Tyler Skaggs

The hypocrisy files and 'irreparable harm': inside the Beijing loop and a Texas courtroom

The hypocrisy files and 'irreparable harm': inside the Beijing loop and a Texas courtroom

BEIJING — The news here Friday in the bubble — er, closed loop — was all about how International Olympic Committee president Thomas Bach came down hard, and appropriately, on the 15-year-old Russian skater Kamila Valieva’s “entourage.”

“We are following the rule of law and we are feeling at the same time with a minor, with a 15-year-old girl who obviously has a drug in her body that should not be in her body and the ones who have administered these drugs in her body — these are the ones who are guilty,” Bach said, referring to Valieva’s Dec. 25 positive test for trimetazidine.

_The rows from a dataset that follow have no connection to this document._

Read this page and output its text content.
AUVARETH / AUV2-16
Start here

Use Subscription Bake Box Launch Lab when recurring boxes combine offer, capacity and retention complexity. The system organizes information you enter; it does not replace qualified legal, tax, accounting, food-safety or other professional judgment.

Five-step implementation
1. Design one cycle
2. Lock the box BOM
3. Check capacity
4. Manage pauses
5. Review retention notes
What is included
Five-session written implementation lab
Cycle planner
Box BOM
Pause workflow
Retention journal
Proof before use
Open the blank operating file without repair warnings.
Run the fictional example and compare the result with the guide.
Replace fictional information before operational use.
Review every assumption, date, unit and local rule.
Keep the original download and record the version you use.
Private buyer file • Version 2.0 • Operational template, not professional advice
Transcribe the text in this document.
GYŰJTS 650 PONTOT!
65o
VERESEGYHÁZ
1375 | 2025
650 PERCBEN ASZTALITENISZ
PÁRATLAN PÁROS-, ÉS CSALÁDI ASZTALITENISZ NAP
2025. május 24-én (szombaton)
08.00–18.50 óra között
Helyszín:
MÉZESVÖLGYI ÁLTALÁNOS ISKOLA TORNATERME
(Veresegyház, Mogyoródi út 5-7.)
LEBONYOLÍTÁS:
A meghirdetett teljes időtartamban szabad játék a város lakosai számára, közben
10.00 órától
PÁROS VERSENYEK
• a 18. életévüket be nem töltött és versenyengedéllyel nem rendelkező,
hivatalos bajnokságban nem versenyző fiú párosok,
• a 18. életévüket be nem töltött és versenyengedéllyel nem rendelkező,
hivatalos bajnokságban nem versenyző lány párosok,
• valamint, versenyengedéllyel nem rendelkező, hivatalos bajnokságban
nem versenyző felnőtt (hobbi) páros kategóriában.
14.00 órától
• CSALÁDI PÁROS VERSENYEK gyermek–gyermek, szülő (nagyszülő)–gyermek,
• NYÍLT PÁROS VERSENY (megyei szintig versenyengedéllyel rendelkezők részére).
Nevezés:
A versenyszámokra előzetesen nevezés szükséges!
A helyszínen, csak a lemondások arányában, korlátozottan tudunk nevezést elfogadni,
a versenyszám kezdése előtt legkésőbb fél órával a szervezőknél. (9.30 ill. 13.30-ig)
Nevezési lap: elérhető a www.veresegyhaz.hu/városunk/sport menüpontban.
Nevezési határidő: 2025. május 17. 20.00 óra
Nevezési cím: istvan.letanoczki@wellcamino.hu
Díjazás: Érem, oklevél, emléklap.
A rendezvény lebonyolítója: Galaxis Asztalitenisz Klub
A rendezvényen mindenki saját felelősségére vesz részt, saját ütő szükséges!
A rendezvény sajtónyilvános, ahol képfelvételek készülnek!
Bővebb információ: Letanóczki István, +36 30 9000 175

A few moments later, Bach turned to a World Anti-Doping inquiry into the people around Valieva. She crumbled on the ice Thursday night, sliding from first to fourth and breaking into tears, only to be met by her coach, Eteri Tutberidze, asking why she gave up, a moment that Bach called chilling and disturbing: “I hope that this inquiry will bring clarity so that the full truth is coming to light that the people who are responsible for this, that they will be held responsible for this — that they will be held responsible for this in the right way and when I say the right way, I say in the strongest possible way.”